Crises is a complex phenomenon, and it can be difficult to wrap our heads around them in a useful way. To help us understand and reason about crisis, we are going to enlist the help of a metaphor, that of Crisis as a Spotlight. The idea is that a crisis begins, and a spotlight turns on, and shines down on you and your organisation.
In normal times, there is relatively little attention on you. Your customers, your suppliers, employees, families, a few stakeholders, are paying only necessary attention. And suddenly, a crisis erupts. This spotlight turns on, and everyone is paying attention. Not just the people who were paying attention before the crisis, but many more people, and a more extensive set of stakeholders.
This attention presents both threats and opportunities. The threat is obvious, people are paying attention to you at the precise moment you are most vulnerable. When something has gone wrong, when you're not sure what to do, and the pressure is on, the opportunity is less obvious, but it is no less critical. The attention of the spotlight allows you an opportunity to communicate. An opportunity to communicate who you are and what you stand for, precisely because everyone is looking at you so intently.
A crisis is a golden opportunity to communicate to a broad set of stakeholders. The challenge is to get that message across in trying circumstances, and under intense time pressure. The second thing the spotlight means is that people will remember. They will remember what you do under the spotlight.
Just as the spotlight gets turned on, it will get turned off once the crisis ends. And when it does, people will stop paying attention. What they think of you will be shaped by what you did under the spotlight, what you did while they were paying attention. Once the spotlight gets turned off, it matters little what you do.
You can save the day and solve the problem, but if people are no longer paying attention, it won't change their minds. Advertising people talk about pulse advertising. The idea is that for advertising to work, people need to experience a large number of impressions in a short amount of time.
For them to remember, they need lots of intense exposure. We can think of a crisis as a sort of pulse advertising. People are getting a lot of impressions of you in a short amount of time, and this will help them remember. Unfortunately for you, it is typically at a time not of your choosing, and with a focus on an episode that may not be so positive.
Putting these pieces together, we begin to see the importance of reputation in crisis management. We begin to see reputation as the currency of crisis management. The fact that people will remember what you do in a crisis, means that the crisis will shape your reputation long into the future.
The impressions they form in this crisis spotlight will be who you are for a long time. This means that in a crisis, we cannot focus exclusively on the short-term or proximate costs and benefits of action. We must weigh these costs against the impact the crisis is having on our reputation.
It is no good to get out of a crisis quickly at little direct cost, always a fantastic temptation to companies, if by doing so, we leave stakeholders with the belief that we are not a trustworthy organisation. If solving the crisis involves damage to our reputation, that solution may be little more than fool's gold.

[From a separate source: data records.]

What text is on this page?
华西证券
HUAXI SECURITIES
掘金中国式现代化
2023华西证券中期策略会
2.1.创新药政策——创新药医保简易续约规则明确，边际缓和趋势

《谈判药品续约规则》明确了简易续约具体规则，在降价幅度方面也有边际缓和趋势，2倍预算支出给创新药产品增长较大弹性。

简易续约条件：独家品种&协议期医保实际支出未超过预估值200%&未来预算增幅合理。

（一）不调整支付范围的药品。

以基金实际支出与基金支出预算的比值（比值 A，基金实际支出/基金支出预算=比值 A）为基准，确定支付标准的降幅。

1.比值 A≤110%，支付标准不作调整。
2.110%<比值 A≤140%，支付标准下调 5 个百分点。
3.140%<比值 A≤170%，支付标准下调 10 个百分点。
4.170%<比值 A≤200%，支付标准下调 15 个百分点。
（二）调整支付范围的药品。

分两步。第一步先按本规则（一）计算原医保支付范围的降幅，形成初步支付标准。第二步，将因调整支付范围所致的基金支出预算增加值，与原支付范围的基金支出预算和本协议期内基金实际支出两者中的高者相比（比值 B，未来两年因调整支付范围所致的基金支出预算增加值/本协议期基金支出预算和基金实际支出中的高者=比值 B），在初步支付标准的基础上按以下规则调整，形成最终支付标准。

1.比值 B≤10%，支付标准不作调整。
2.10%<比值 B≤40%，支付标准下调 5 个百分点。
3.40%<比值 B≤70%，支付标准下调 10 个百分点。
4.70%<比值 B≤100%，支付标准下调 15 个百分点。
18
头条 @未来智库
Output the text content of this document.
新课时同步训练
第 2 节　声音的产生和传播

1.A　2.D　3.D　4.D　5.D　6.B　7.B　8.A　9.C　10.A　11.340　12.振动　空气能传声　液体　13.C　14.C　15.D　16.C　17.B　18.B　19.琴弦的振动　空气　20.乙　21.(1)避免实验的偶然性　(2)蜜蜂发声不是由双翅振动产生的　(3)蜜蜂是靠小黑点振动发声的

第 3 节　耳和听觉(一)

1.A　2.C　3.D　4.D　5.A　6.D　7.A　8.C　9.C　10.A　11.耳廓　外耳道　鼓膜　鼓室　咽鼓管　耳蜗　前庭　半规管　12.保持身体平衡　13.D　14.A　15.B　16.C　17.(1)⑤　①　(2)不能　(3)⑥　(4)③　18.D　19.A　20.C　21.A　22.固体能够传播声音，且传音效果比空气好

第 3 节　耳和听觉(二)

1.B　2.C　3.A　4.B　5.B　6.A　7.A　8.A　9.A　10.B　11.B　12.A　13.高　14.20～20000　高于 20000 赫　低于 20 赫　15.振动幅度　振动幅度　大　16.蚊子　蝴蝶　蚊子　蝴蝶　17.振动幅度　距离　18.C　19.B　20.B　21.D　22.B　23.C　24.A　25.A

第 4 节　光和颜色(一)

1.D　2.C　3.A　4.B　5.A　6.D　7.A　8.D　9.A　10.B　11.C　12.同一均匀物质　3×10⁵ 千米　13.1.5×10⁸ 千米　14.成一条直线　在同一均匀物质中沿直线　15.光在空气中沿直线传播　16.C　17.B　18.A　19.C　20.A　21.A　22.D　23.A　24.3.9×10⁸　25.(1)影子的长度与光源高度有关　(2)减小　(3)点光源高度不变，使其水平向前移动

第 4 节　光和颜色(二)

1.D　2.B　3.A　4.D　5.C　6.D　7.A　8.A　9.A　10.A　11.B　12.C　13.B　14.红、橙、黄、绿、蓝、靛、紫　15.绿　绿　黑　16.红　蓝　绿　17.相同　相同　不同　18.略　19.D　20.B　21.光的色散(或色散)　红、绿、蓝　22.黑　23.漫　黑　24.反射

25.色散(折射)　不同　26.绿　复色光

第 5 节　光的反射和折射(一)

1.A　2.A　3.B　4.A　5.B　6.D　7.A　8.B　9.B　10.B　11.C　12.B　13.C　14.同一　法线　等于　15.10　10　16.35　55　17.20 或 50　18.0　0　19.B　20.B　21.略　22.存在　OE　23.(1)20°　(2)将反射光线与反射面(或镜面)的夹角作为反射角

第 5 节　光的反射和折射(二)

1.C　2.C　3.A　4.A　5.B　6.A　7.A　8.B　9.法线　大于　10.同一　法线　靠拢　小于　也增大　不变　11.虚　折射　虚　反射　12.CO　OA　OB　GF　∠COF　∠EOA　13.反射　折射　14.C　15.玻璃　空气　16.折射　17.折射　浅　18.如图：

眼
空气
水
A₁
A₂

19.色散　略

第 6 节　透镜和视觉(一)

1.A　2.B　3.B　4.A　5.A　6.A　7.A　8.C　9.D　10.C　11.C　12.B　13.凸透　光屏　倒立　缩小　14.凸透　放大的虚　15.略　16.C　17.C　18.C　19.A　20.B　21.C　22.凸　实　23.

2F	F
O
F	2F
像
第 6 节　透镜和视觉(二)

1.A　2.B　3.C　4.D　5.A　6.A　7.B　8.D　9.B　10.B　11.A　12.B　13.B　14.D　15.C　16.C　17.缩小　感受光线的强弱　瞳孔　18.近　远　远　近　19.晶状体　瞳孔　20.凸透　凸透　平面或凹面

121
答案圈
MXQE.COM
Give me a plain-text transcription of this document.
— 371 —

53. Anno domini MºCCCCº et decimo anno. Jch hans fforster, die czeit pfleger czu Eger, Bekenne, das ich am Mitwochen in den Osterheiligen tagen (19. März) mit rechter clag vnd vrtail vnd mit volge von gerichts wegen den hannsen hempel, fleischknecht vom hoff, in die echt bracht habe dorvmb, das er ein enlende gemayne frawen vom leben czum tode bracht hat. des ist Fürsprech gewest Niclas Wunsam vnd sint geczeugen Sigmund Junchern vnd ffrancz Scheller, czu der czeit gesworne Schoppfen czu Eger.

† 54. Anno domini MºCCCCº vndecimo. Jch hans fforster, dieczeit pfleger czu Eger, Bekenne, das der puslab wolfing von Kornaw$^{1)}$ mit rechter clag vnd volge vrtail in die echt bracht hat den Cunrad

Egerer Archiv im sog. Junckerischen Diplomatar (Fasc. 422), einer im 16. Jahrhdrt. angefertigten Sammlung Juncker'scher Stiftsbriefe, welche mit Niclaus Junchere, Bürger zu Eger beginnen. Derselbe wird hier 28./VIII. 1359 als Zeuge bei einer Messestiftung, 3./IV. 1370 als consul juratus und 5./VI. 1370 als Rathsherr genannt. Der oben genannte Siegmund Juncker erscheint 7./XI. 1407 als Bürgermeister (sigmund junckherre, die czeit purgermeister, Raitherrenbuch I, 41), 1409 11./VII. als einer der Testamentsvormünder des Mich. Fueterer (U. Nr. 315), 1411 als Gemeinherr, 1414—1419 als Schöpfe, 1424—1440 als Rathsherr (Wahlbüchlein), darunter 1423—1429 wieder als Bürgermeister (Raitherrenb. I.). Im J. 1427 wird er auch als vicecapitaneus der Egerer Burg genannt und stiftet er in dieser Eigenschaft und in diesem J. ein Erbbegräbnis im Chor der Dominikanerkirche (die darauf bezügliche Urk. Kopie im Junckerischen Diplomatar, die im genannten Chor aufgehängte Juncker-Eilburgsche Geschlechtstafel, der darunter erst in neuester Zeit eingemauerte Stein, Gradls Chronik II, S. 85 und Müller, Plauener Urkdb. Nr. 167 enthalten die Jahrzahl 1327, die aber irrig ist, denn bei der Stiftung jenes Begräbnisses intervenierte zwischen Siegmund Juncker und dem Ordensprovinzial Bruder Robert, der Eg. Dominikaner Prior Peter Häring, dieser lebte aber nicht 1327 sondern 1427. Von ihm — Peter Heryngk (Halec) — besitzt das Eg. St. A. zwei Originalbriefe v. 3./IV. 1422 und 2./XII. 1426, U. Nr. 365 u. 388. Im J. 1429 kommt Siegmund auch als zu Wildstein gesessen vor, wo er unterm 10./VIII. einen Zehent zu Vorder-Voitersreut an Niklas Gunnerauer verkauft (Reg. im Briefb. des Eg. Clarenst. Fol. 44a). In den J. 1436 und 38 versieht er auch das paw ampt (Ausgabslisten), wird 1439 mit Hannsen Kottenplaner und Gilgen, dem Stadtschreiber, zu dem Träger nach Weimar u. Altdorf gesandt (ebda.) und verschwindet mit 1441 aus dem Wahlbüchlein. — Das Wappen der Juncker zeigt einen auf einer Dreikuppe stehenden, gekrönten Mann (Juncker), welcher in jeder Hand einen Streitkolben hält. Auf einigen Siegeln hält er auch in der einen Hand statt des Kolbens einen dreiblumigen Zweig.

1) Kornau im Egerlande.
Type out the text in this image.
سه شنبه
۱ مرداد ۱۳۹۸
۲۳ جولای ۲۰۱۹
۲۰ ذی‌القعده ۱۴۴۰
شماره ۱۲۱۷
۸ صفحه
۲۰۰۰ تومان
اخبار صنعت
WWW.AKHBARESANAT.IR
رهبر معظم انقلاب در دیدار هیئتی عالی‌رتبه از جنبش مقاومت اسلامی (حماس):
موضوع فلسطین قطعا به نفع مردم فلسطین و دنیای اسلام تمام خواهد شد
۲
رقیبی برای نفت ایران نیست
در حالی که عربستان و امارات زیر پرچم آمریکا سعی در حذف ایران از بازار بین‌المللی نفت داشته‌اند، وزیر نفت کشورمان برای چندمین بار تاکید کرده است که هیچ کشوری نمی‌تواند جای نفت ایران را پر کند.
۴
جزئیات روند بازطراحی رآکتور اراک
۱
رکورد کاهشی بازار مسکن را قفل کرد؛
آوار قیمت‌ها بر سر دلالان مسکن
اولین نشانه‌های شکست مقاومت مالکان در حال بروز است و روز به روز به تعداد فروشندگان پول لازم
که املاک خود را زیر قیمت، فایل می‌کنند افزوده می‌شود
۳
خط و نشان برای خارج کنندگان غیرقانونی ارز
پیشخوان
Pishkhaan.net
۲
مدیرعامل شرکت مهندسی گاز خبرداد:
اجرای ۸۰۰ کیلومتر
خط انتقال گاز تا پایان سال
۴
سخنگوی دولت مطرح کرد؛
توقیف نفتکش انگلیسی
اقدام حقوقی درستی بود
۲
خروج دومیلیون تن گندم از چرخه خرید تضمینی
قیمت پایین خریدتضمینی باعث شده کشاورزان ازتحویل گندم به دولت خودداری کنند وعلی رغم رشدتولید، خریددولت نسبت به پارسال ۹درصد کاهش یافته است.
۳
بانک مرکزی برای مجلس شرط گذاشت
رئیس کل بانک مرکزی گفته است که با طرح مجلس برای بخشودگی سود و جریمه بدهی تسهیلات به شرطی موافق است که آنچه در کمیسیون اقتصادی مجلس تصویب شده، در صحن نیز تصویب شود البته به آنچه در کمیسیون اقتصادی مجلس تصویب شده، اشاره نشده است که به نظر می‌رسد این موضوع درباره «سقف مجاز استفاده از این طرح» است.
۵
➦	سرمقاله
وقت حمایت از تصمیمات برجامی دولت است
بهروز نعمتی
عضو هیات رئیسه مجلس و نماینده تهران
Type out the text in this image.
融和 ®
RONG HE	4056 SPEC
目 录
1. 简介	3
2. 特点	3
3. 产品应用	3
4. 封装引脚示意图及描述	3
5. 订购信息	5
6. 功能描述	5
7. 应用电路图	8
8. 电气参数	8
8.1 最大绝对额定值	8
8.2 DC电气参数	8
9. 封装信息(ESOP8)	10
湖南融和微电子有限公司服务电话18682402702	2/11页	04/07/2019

To manage a crisis therefore, we need to understand what reputation is, and how it is shaped by the spotlight of a crisis. The metaphor of a spotlight helps us understand how to think about a crisis. To appreciate that it is ephemeral, and the opportunities and challenges this poses.
Crisis needs to be handled as a management problem and hence Management needs to thrive in the spotlight. You don't want to be a deer in the headlights. Yet, the nature of crisis, that it is an unretained event, the glow of spotlight, and the short-lived duration, mean that standard management tools are not enough to deal with crisis.
The spotlight means we need special tools and new frameworks.